A group of Reform rabbis and two Orthodox organizations sought today to obtain action to end a 14-day strike of cemetery workers which has forced observant Jews to bury their dead themselves.

The Association of Reform Rabbis of New York, representing 250 rabbis, offered to mediate the strike by the Cemetery Workers and Green Attendants of Local 365 of the AFL-CIO Building Service Employes Union against 36 Catholic, Jewish and non-sectarian cemeteries. The Reform rabbis group deplored the inability of families to carry out “the sacred duty of burying their dead.”

The two Orthodox groups were the Union of Orthodox Jewish Congregations of America, headed by President Joseph Karasik, and the Rabbinical Council of America, headed by Rabbi Pesach Z. Levovitz. The two Orthodox leaders called on Gov. Nelson Rockefeller an Mayor John Lindsay to take immediate steps to make possible the burial of the dead, without regard to the strike.

The two Orthodox leaders said that if the strike was not settled promptly, “we shall take steps to form an emergency corps of volunteers to inter the departed.” They said a large number of offers had been received from students of rabbinical seminaries and other young people volunteering their services for that purpose.

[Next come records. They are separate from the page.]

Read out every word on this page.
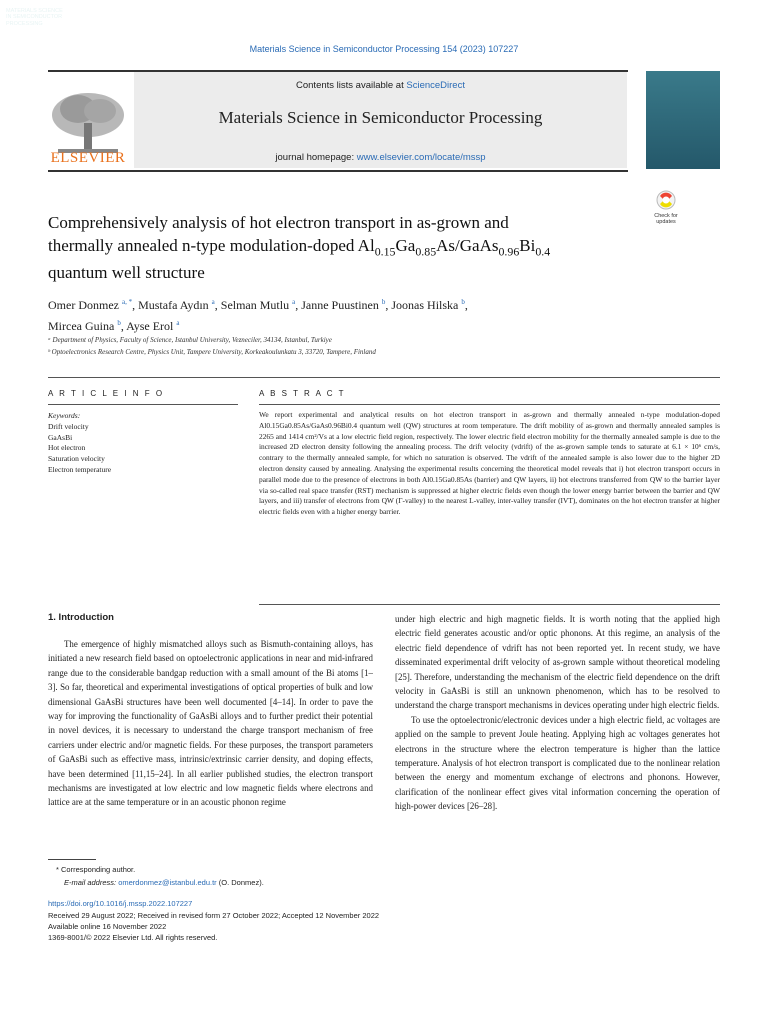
Materials Science in Semiconductor Processing 154 (2023) 107227
ELSEVIER
Contents lists available at ScienceDirect
Materials Science in Semiconductor Processing
journal homepage: www.elsevier.com/locate/mssp
MATERIALS SCIENCE IN SEMICONDUCTOR PROCESSING
Check for updates
Comprehensively analysis of hot electron transport in as-grown and
thermally annealed n-type modulation-doped $Al_{0.15}Ga_{0.85}As/GaAs_{0.96}Bi_{0.4}$
quantum well structure
Omer Donmez $^{a, *}$, Mustafa Aydın $^a$, Selman Mutlu $^a$, Janne Puustinen $^b$, Joonas Hilska $^b$,
Mircea Guina $^b$, Ayse Erol $^a$
ᵃ Department of Physics, Faculty of Science, Istanbul University, Vezneciler, 34134, Istanbul, Turkiye
ᵇ Optoelectronics Research Centre, Physics Unit, Tampere University, Korkeakoulunkatu 3, 33720, Tampere, Finland
A R T I C L E I N F O	A B S T R A C T
Keywords:
Drift velocity
GaAsBi
Hot electron
Saturation velocity
Electron temperature
We report experimental and analytical results on hot electron transport in as-grown and thermally annealed n-type modulation-doped Al0.15Ga0.85As/GaAs0.96Bi0.4 quantum well (QW) structures at room temperature. The drift mobility of as-grown and thermally annealed samples is 2265 and 1414 cm²/Vs at a low electric field region, respectively. The lower electric field electron mobility for the thermally annealed sample is due to the increased 2D electron density following the annealing process. The drift velocity (vdrift) of the as-grown sample tends to saturate at 6.1 × 10⁶ cm/s, contrary to the thermally annealed sample, for which no saturation is observed. The vdrift of the annealed sample is also lower due to the higher 2D electron density caused by annealing. Analysing the experimental results concerning the theoretical model reveals that i) hot electron transport occurs in parallel mode due to the presence of electrons in both Al0.15Ga0.85As (barrier) and QW layers, ii) hot electrons transferred from QW to the barrier layer via so-called real space transfer (RST) mechanism is suppressed at higher electric fields even though the lower energy barrier between the barrier and QW layers, and iii) transfer of electrons from QW (Γ-valley) to the nearest L-valley, inter-valley transfer (IVT), dominates on the hot electron transfer at higher electric fields even with a higher energy barrier.
1. Introduction
The emergence of highly mismatched alloys such as Bismuth-containing alloys, has initiated a new research field based on optoelectronic applications in near and mid-infrared range due to the considerable bandgap reduction with a small amount of the Bi atoms [1–3]. So far, theoretical and experimental investigations of optical properties of bulk and low dimensional GaAsBi structures have been well documented [4–14]. In order to pave the way for improving the functionality of GaAsBi alloys and to further predict their potential in novel devices, it is necessary to understand the charge transport mechanism of free carriers under electric and/or magnetic fields. For these purposes, the transport parameters of GaAsBi such as effective mass, intrinsic/extrinsic carrier density, and doping effects, have been determined [11,15–24]. In all earlier published studies, the electron transport mechanisms are investigated at low electric and low magnetic fields where electrons and lattice are at the same temperature or in an acoustic phonon regime

under high electric and high magnetic fields. It is worth noting that the applied high electric field generates acoustic and/or optic phonons. At this regime, an analysis of the electric field dependence of vdrift has not been reported yet. In recent study, we have disseminated experimental drift velocity of as-grown sample without theoretical modeling [25]. Therefore, understanding the mechanism of the electric field dependence on the drift velocity in GaAsBi is still an unknown phenomenon, which has to be resolved to understand the charge transport mechanisms in devices operating under high electric fields.

To use the optoelectronic/electronic devices under a high electric field, ac voltages are applied on the sample to prevent Joule heating. Applying high ac voltages generates hot electrons in the structure where the electron temperature is higher than the lattice temperature. Analysis of hot electron transport is complicated due to the nonlinear relation between the energy and momentum exchange of electrons and phonons. However, clarification of the nonlinear effect gives vital information concerning the operation of high-power devices [26–28].

* Corresponding author.
E-mail address: omerdonmez@istanbul.edu.tr (O. Donmez).
https://doi.org/10.1016/j.mssp.2022.107227
Received 29 August 2022; Received in revised form 27 October 2022; Accepted 12 November 2022
Available online 16 November 2022
1369-8001/© 2022 Elsevier Ltd. All rights reserved.
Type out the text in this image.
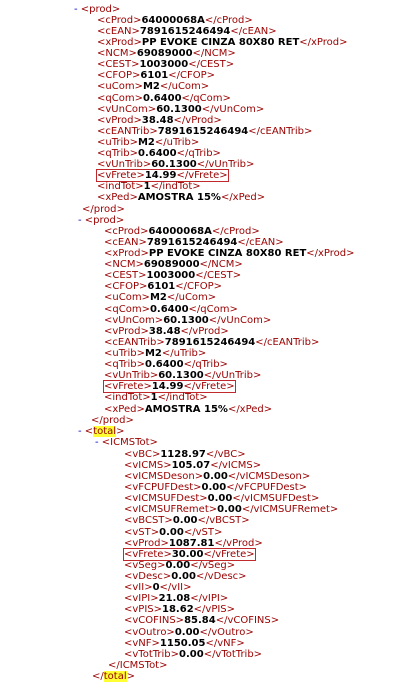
- <prod>
<cProd>64000068A</cProd>
<cEAN>7891615246494</cEAN>
<xProd>PP EVOKE CINZA 80X80 RET</xProd>
<NCM>69089000</NCM>
<CEST>1003000</CEST>
<CFOP>6101</CFOP>
<uCom>M2</uCom>
<qCom>0.6400</qCom>
<vUnCom>60.1300</vUnCom>
<vProd>38.48</vProd>
<cEANTrib>7891615246494</cEANTrib>
<uTrib>M2</uTrib>
<qTrib>0.6400</qTrib>
<vUnTrib>60.1300</vUnTrib>
<vFrete>14.99</vFrete>
<indTot>1</indTot>
<xPed>AMOSTRA 15%</xPed>
</prod>
- <prod>
<cProd>64000068A</cProd>
<cEAN>7891615246494</cEAN>
<xProd>PP EVOKE CINZA 80X80 RET</xProd>
<NCM>69089000</NCM>
<CEST>1003000</CEST>
<CFOP>6101</CFOP>
<uCom>M2</uCom>
<qCom>0.6400</qCom>
<vUnCom>60.1300</vUnCom>
<vProd>38.48</vProd>
<cEANTrib>7891615246494</cEANTrib>
<uTrib>M2</uTrib>
<qTrib>0.6400</qTrib>
<vUnTrib>60.1300</vUnTrib>
<vFrete>14.99</vFrete>
<indTot>1</indTot>
<xPed>AMOSTRA 15%</xPed>
</prod>
- <total>
- <ICMSTot>
<vBC>1128.97</vBC>
<vICMS>105.07</vICMS>
<vICMSDeson>0.00</vICMSDeson>
<vFCPUFDest>0.00</vFCPUFDest>
<vICMSUFDest>0.00</vICMSUFDest>
<vICMSUFRemet>0.00</vICMSUFRemet>
<vBCST>0.00</vBCST>
<vST>0.00</vST>
<vProd>1087.81</vProd>
<vFrete>30.00</vFrete>
<vSeg>0.00</vSeg>
<vDesc>0.00</vDesc>
<vII>0</vII>
<vIPI>21.08</vIPI>
<vPIS>18.62</vPIS>
<vCOFINS>85.84</vCOFINS>
<vOutro>0.00</vOutro>
<vNF>1150.05</vNF>
<vTotTrib>0.00</vTotTrib>
</ICMSTot>
</total>
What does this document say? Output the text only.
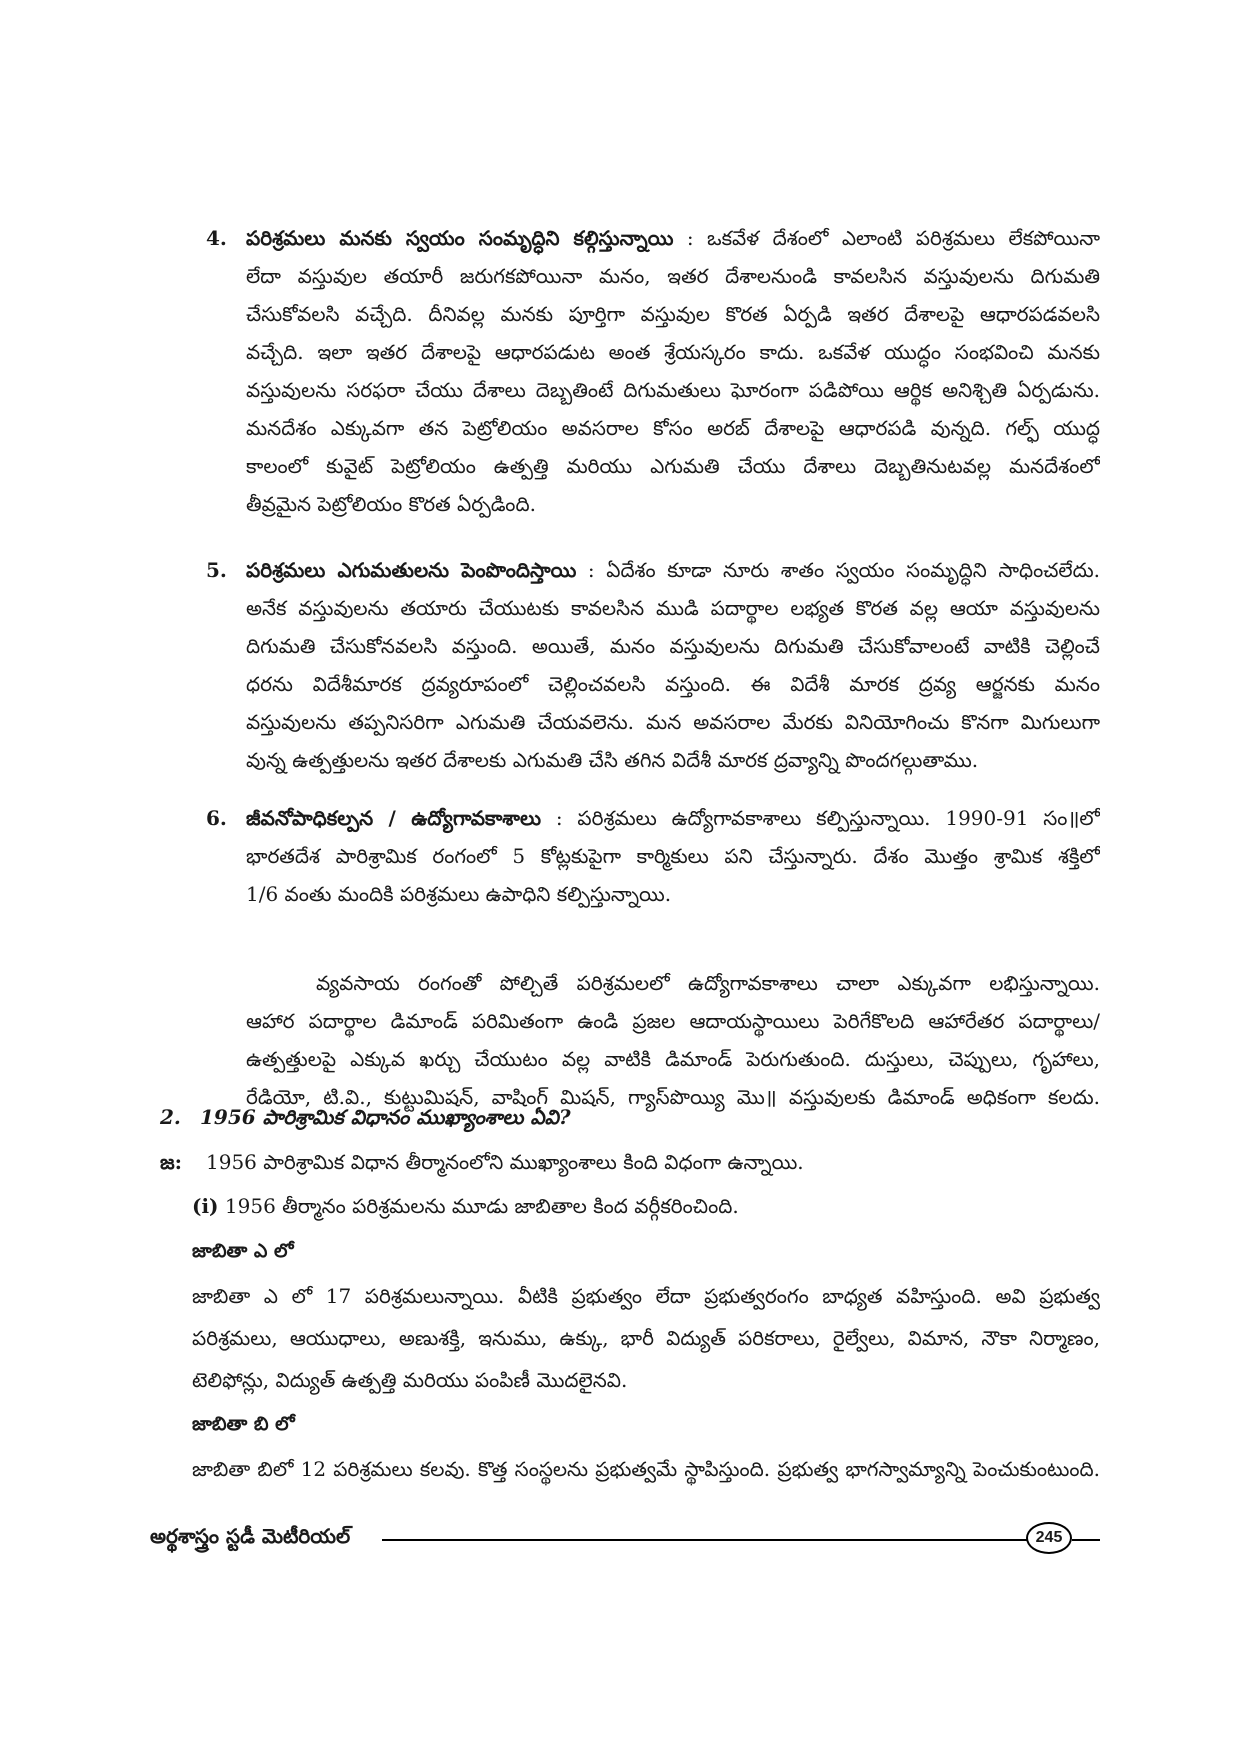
4. పరిశ్రమలు మనకు స్వయం సంమృద్ధిని కల్గిస్తున్నాయి : ఒకవేళ దేశంలో ఎలాంటి పరిశ్రమలు లేకపోయినా
లేదా వస్తువుల తయారీ జరుగకపోయినా మనం, ఇతర దేశాలనుండి కావలసిన వస్తువులను దిగుమతి
చేసుకోవలసి వచ్చేది. దీనివల్ల మనకు పూర్తిగా వస్తువుల కొరత ఏర్పడి ఇతర దేశాలపై ఆధారపడవలసి
వచ్చేది. ఇలా ఇతర దేశాలపై ఆధారపడుట అంత శ్రేయస్కరం కాదు. ఒకవేళ యుద్ధం సంభవించి మనకు
వస్తువులను సరఫరా చేయు దేశాలు దెబ్బతింటే దిగుమతులు ఘోరంగా పడిపోయి ఆర్థిక అనిశ్చితి ఏర్పడును.
మనదేశం ఎక్కువగా తన పెట్రోలియం అవసరాల కోసం అరబ్ దేశాలపై ఆధారపడి వున్నది. గల్ఫ్ యుద్ధ
కాలంలో కువైట్ పెట్రోలియం ఉత్పత్తి మరియు ఎగుమతి చేయు దేశాలు దెబ్బతినుటవల్ల మనదేశంలో
తీవ్రమైన పెట్రోలియం కొరత ఏర్పడింది.
5. పరిశ్రమలు ఎగుమతులను పెంపొందిస్తాయి : ఏదేశం కూడా నూరు శాతం స్వయం సంమృద్ధిని సాధించలేదు.
అనేక వస్తువులను తయారు చేయుటకు కావలసిన ముడి పదార్థాల లభ్యత కొరత వల్ల ఆయా వస్తువులను
దిగుమతి చేసుకోనవలసి వస్తుంది. అయితే, మనం వస్తువులను దిగుమతి చేసుకోవాలంటే వాటికి చెల్లించే
ధరను విదేశీమారక ద్రవ్యరూపంలో చెల్లించవలసి వస్తుంది. ఈ విదేశీ మారక ద్రవ్య ఆర్జనకు మనం
వస్తువులను తప్పనిసరిగా ఎగుమతి చేయవలెను. మన అవసరాల మేరకు వినియోగించు కొనగా మిగులుగా
వున్న ఉత్పత్తులను ఇతర దేశాలకు ఎగుమతి చేసి తగిన విదేశీ మారక ద్రవ్యాన్ని పొందగల్గుతాము.
6. జీవనోపాధికల్పన / ఉద్యోగావకాశాలు : పరిశ్రమలు ఉద్యోగావకాశాలు కల్పిస్తున్నాయి. 1990-91 సం॥లో
భారతదేశ పారిశ్రామిక రంగంలో 5 కోట్లకుపైగా కార్మికులు పని చేస్తున్నారు. దేశం మొత్తం శ్రామిక శక్తిలో
1/6 వంతు మందికి పరిశ్రమలు ఉపాధిని కల్పిస్తున్నాయి.
వ్యవసాయ రంగంతో పోల్చితే పరిశ్రమలలో ఉద్యోగావకాశాలు చాలా ఎక్కువగా లభిస్తున్నాయి.
ఆహార పదార్థాల డిమాండ్ పరిమితంగా ఉండి ప్రజల ఆదాయస్థాయిలు పెరిగేకొలది ఆహారేతర పదార్థాలు/
ఉత్పత్తులపై ఎక్కువ ఖర్చు చేయుటం వల్ల వాటికి డిమాండ్ పెరుగుతుంది. దుస్తులు, చెప్పులు, గృహాలు,
రేడియో, టి.వి., కుట్టుమిషన్, వాషింగ్ మిషన్, గ్యాస్‌పొయ్యి మొ॥ వస్తువులకు డిమాండ్ అధికంగా కలదు.
2. 1956 పారిశ్రామిక విధానం ముఖ్యాంశాలు ఏవి?
జ: 1956 పారిశ్రామిక విధాన తీర్మానంలోని ముఖ్యాంశాలు కింది విధంగా ఉన్నాయి.
(i) 1956 తీర్మానం పరిశ్రమలను మూడు జాబితాల కింద వర్గీకరించింది.
జాబితా ఎ లో
జాబితా ఎ లో 17 పరిశ్రమలున్నాయి. వీటికి ప్రభుత్వం లేదా ప్రభుత్వరంగం బాధ్యత వహిస్తుంది. అవి ప్రభుత్వ
పరిశ్రమలు, ఆయుధాలు, అణుశక్తి, ఇనుము, ఉక్కు, భారీ విద్యుత్ పరికరాలు, రైల్వేలు, విమాన, నౌకా నిర్మాణం,
టెలిఫోన్లు, విద్యుత్ ఉత్పత్తి మరియు పంపిణీ మొదలైనవి.
జాబితా బి లో
జాబితా బిలో 12 పరిశ్రమలు కలవు. కొత్త సంస్థలను ప్రభుత్వమే స్థాపిస్తుంది. ప్రభుత్వ భాగస్వామ్యాన్ని పెంచుకుంటుంది.
అర్థశాస్త్రం స్టడీ మెటీరియల్	245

“The failure to bury the dead and the accumulation of bodies has reached emergency proportions and immediate steps must be taken to resolve this emergency,” the Orthodox leaders declared. “The strike must under no circumstances prevent the citizens of New York from abiding by the dictates of their consciences and from fulfilling the precepts of their faith.” They also said that failure to inter the dead was “a direct violation” of Jewish religious principles “and is rapidly creating havoc among the many families involved.”